The Business of Fashion
Agenda-setting intelligence, analysis and advice for the global fashion community.
Agenda-setting intelligence, analysis and advice for the global fashion community.
NEW YORK, United States — A shakeup in the executive ranks at Condé Nast suggests the coming months won't be quiet as it attempts to transform itself from a print-led publisher into a major digital player. On Monday, the New York-based owner of titles like Vogue, Vanity Fair and The New Yorker announced the appointment of Jim Norton to the newly created role of chief business officer and president of revenue, reporting to president and chief executive Bob Sauerberg. Norton spent the last seven years at AOL managing global media sales. His arrival coincides with the departure of Edward Menicheschi, who was most recently Condé Nast's chief marketing officer and previously spent eight years as the publisher of Vanity Fair. Menicheschi had been with the company almost continuously since 1986. Chief administrative officer Jill Bright, who led talent recruiting from 1996 to 2010 before being promoted to the c-suite, is also departing after 23 years.

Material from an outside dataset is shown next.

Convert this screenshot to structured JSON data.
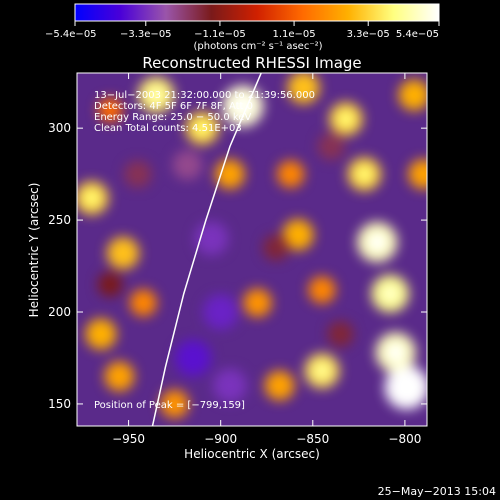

“By organising the company’s numerous revenue operations under Jim, Condé Nast will be well positioned to quickly respond to the dynamic marketplace and our clients’ needs,” Sauerberg said in a statement. “Jim brings a great understanding of the complexities of running a massive sales enterprise and the importance of data-led sales products to maximise our effectiveness. His digital and video media expertise, vast relationships with top global advertisers and commitment to business innovation, will be instrumental in our continued transformation into a next generation multi-media company.”

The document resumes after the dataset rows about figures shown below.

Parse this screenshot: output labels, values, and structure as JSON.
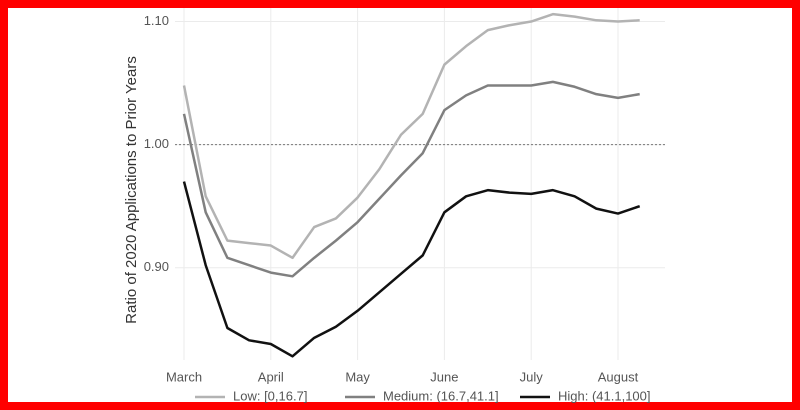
{
  "chart_data": {
    "type": "line",
    "y_label": "Ratio of 2020 Applications to Prior Years",
    "categories": [
      "March",
      null,
      null,
      null,
      "April",
      null,
      null,
      null,
      "May",
      null,
      null,
      null,
      "June",
      null,
      null,
      null,
      "July",
      null,
      null,
      null,
      "August",
      null
    ],
    "series": [
      {
        "name": "Low: [0,16.7]",
        "color": "#b3b3b3",
        "values": [
          1.048,
          0.958,
          0.922,
          0.92,
          0.918,
          0.908,
          0.933,
          0.94,
          0.957,
          0.98,
          1.008,
          1.025,
          1.065,
          1.08,
          1.093,
          1.097,
          1.1,
          1.106,
          1.104,
          1.101,
          1.1,
          1.101
        ]
      },
      {
        "name": "Medium: (16.7,41.1]",
        "color": "#808080",
        "values": [
          1.025,
          0.945,
          0.908,
          0.902,
          0.896,
          0.893,
          0.908,
          0.922,
          0.937,
          0.956,
          0.975,
          0.993,
          1.028,
          1.04,
          1.048,
          1.048,
          1.048,
          1.051,
          1.047,
          1.041,
          1.038,
          1.041
        ]
      },
      {
        "name": "High: (41.1,100]",
        "color": "#111111",
        "values": [
          0.97,
          0.902,
          0.851,
          0.841,
          0.838,
          0.828,
          0.843,
          0.852,
          0.865,
          0.88,
          0.895,
          0.91,
          0.945,
          0.958,
          0.963,
          0.961,
          0.96,
          0.963,
          0.958,
          0.948,
          0.944,
          0.95
        ]
      }
    ],
    "ylim": [
      0.825,
      1.111
    ],
    "yticks": [
      {
        "value": 0.9,
        "label": "0.90"
      },
      {
        "value": 1.0,
        "label": "1.00"
      },
      {
        "value": 1.1,
        "label": "1.10"
      }
    ],
    "hline": 1.0,
    "grid": true,
    "legend": "bottom"
  }
}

Norton’s arrival will lay the groundwork for long-coming changes that are likely to be implemented before the beginning of 2017, when new budgets kick in. While Condé Nast did not respond to request for comment on the latest executive departures or potential restructuring, whether or not all of its titles will survive — there are seven in the women's interest category alone — is another question. Last year, Condé Nast shuttered Details. Lucky was quietly closed just over a year after it was merged with the the troubled Los Angeles-based e-commerce start-up Beachmint. And Style.com was transformed into an e-commerce site, which launched in the UK in September.

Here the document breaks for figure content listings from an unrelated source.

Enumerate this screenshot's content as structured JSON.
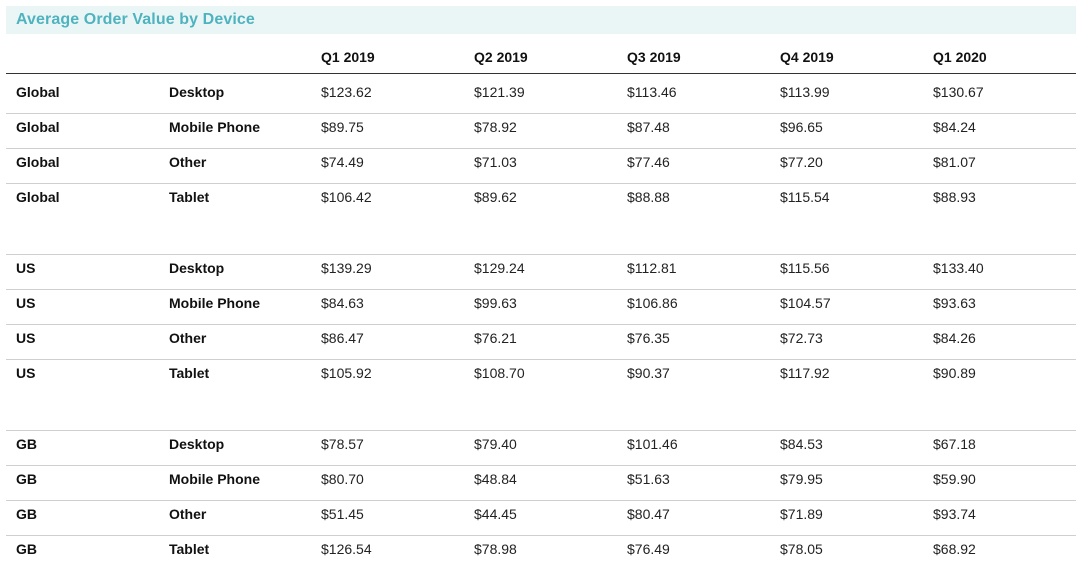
{
  "title": "Average Order Value by Device",
  "colors": {
    "title": "#4fb3bf",
    "title_bg": "#eaf6f6",
    "rule": "#cfcfcf",
    "header_rule": "#333333"
  },
  "chart_data": {
    "type": "table",
    "title": "Average Order Value by Device",
    "columns": [
      "Q1 2019",
      "Q2 2019",
      "Q3 2019",
      "Q4 2019",
      "Q1 2020"
    ],
    "groups": [
      {
        "region": "Global",
        "rows": [
          {
            "region": "Global",
            "device": "Desktop",
            "values": [
              "$123.62",
              "$121.39",
              "$113.46",
              "$113.99",
              "$130.67"
            ]
          },
          {
            "region": "Global",
            "device": "Mobile Phone",
            "values": [
              "$89.75",
              "$78.92",
              "$87.48",
              "$96.65",
              "$84.24"
            ]
          },
          {
            "region": "Global",
            "device": "Other",
            "values": [
              "$74.49",
              "$71.03",
              "$77.46",
              "$77.20",
              "$81.07"
            ]
          },
          {
            "region": "Global",
            "device": "Tablet",
            "values": [
              "$106.42",
              "$89.62",
              "$88.88",
              "$115.54",
              "$88.93"
            ]
          }
        ]
      },
      {
        "region": "US",
        "rows": [
          {
            "region": "US",
            "device": "Desktop",
            "values": [
              "$139.29",
              "$129.24",
              "$112.81",
              "$115.56",
              "$133.40"
            ]
          },
          {
            "region": "US",
            "device": "Mobile Phone",
            "values": [
              "$84.63",
              "$99.63",
              "$106.86",
              "$104.57",
              "$93.63"
            ]
          },
          {
            "region": "US",
            "device": "Other",
            "values": [
              "$86.47",
              "$76.21",
              "$76.35",
              "$72.73",
              "$84.26"
            ]
          },
          {
            "region": "US",
            "device": "Tablet",
            "values": [
              "$105.92",
              "$108.70",
              "$90.37",
              "$117.92",
              "$90.89"
            ]
          }
        ]
      },
      {
        "region": "GB",
        "rows": [
          {
            "region": "GB",
            "device": "Desktop",
            "values": [
              "$78.57",
              "$79.40",
              "$101.46",
              "$84.53",
              "$67.18"
            ]
          },
          {
            "region": "GB",
            "device": "Mobile Phone",
            "values": [
              "$80.70",
              "$48.84",
              "$51.63",
              "$79.95",
              "$59.90"
            ]
          },
          {
            "region": "GB",
            "device": "Other",
            "values": [
              "$51.45",
              "$44.45",
              "$80.47",
              "$71.89",
              "$93.74"
            ]
          },
          {
            "region": "GB",
            "device": "Tablet",
            "values": [
              "$126.54",
              "$78.98",
              "$76.49",
              "$78.05",
              "$68.92"
            ]
          }
        ]
      }
    ]
  }
}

But one thing's for sure: Condé Nast employees on both the company's advertising and editorial teams anticipate layoffs in the coming months. After utilising the services of consulting firms McKinsey & Company and FTI Consulting in the past to help cut costs, MediaLink — a strategy firm best known for helping traditional media companies capitalise on new technology opportunies, which has long counted Condé as a client — was hired this fall to consult on restructuring.
Condé Nast needs a shakeup to ensure its longtime survival, especially as fast-growing competitors like Refinery29 and Vice continue to attract large digital audiences. It’s no coincidence that the company's statement announcing Norton’s arrival touted the success of 23 Stories, the branded-content studio launched in January 2015 by Menicheschi. Norton’s experience at AOL — creating content-rich advertising which earns a higher cost-per-thousand impressions than the cheaper, targeted advertising companies like Google or Facebook sell — indicates that Condé Nast might finally be willing to rely less on reputation and more on innovation to empower its brands in the future.
"Coordinating our numerous revenue operations under one leader is an important step toward our ONE company focus we introduced in January, and empowers our teams to be more responsive to the marketplace," Sauerberg wrote in an internal memo announcing the shifts to employees. "This new streamlined structure also aligns the company around our goals to extend our leadership position in the print business, realize the vast digital and video potential of our brands and develop new revenue streams."